GATES, Oregon — It’s been almost two months since wildfire ravaged the Santiam Canyon.

Like other cities off Highway 22, the City of Gates is encountering challenges as the people there clean up debris from the fire.

Acting Mayor, John McCormick said he believes roughly 91 homes burned when the Beachie Creek Fire moved through town.

A couple months later, and there are piles of charred rubble still visible. People with homes in Gates still have a lot of work ahead of them.

“Community of Gates is devastated. We’re a very impoverished community as it is and to have this happen on top of COVID is just one of the most devastating events we could ever experience,” said McCormick.

Now, the way forward is hard and slow going.

“Government seems to be slow as molasses,” he said.

“We’re fighting all sorts of issues we never expected to have to deal with like permits, inspections. The cleanup is a huge mess and it’s taking far longer than we expected,” McCormick said.

One of the many issues people are facing includes finding places to dump the toxic debris.

“There are a number of sites but the level of debris was too much. So it’s taken them weeks just to figure out where we can take it,” said McCormick. “Oregon was not at all prepared for a disaster of this magnitude or this type.”

Other issues include zoning. McCormick said homes were built on small lots that were grandfathered in. Current rules would not allow new homes to be built on those small lots.

In addition, he said there are issues involving fire damage to septic systems and now he’s also thinking about how the city will run.

“We don’t have much of a budget. Most of it comes from our water plant. But if we have half of our people gone that’s half of our budget gone. So, we have a find a way to do that,” said McCormick.

Then there are the families that haven’t been able to stay in the area and are scattered all over. Gates is a small community and McCormick said there’s nothing to rent and no other housing in the area.

"FEMA is going to be bringing up trailers, but it hasn’t happened yet,” he said.

Even with that plan, McCormick is worried the trailers will be located in the bigger cities.

“We have to get people back into our community or our community will die.”

For now, he is staying with his in-laws.

“I am currently temporarily living on a floor in my in-laws place down in Aumsville,” said McCormick.

He said he knows the situation is going to get worse, not better for some time. McCormick said there will be dark days ahead, so Gates and other communities in the canyon will need help.  

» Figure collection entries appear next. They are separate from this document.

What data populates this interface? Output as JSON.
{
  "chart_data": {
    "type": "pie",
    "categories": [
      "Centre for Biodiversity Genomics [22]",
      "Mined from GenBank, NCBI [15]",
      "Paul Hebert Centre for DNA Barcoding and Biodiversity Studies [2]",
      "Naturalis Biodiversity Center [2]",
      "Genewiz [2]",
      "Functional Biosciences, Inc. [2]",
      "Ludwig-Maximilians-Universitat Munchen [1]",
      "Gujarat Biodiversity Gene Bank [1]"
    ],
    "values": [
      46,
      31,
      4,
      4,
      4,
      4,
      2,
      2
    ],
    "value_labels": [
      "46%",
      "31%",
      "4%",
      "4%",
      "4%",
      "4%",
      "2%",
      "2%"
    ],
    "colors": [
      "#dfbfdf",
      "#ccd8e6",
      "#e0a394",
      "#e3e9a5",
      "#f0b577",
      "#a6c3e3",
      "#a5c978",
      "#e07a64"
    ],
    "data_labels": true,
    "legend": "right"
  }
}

He said he and roughly 50-70 other people have formed a team focused on rebuilding Gates and other communities in the canyon. They’ve already had a few meetings to brainstorm ways to handle the situation.

“We would like to get the entire Santiam Canyon community involved so that we can help everyone. Because we know if we can work as a team, we can be far more successful than if we’re working alone.”

He said at this point, Gates is getting help from FEMA, but it’s not enough.

McCormick also said if anyone is in a fire-affected area, they should apply to get FEMA’s Disaster Assistance whether they think they need help or not because they may need some help later. The deadline to apply for help is November 16.

One way to help is by donating to the Red Cross. Another way to make sure money goes directly to people in the Santiam Canyon is to donate to the Santiam Canyon Wildfire Relief Fund, run through Santiam Hospital.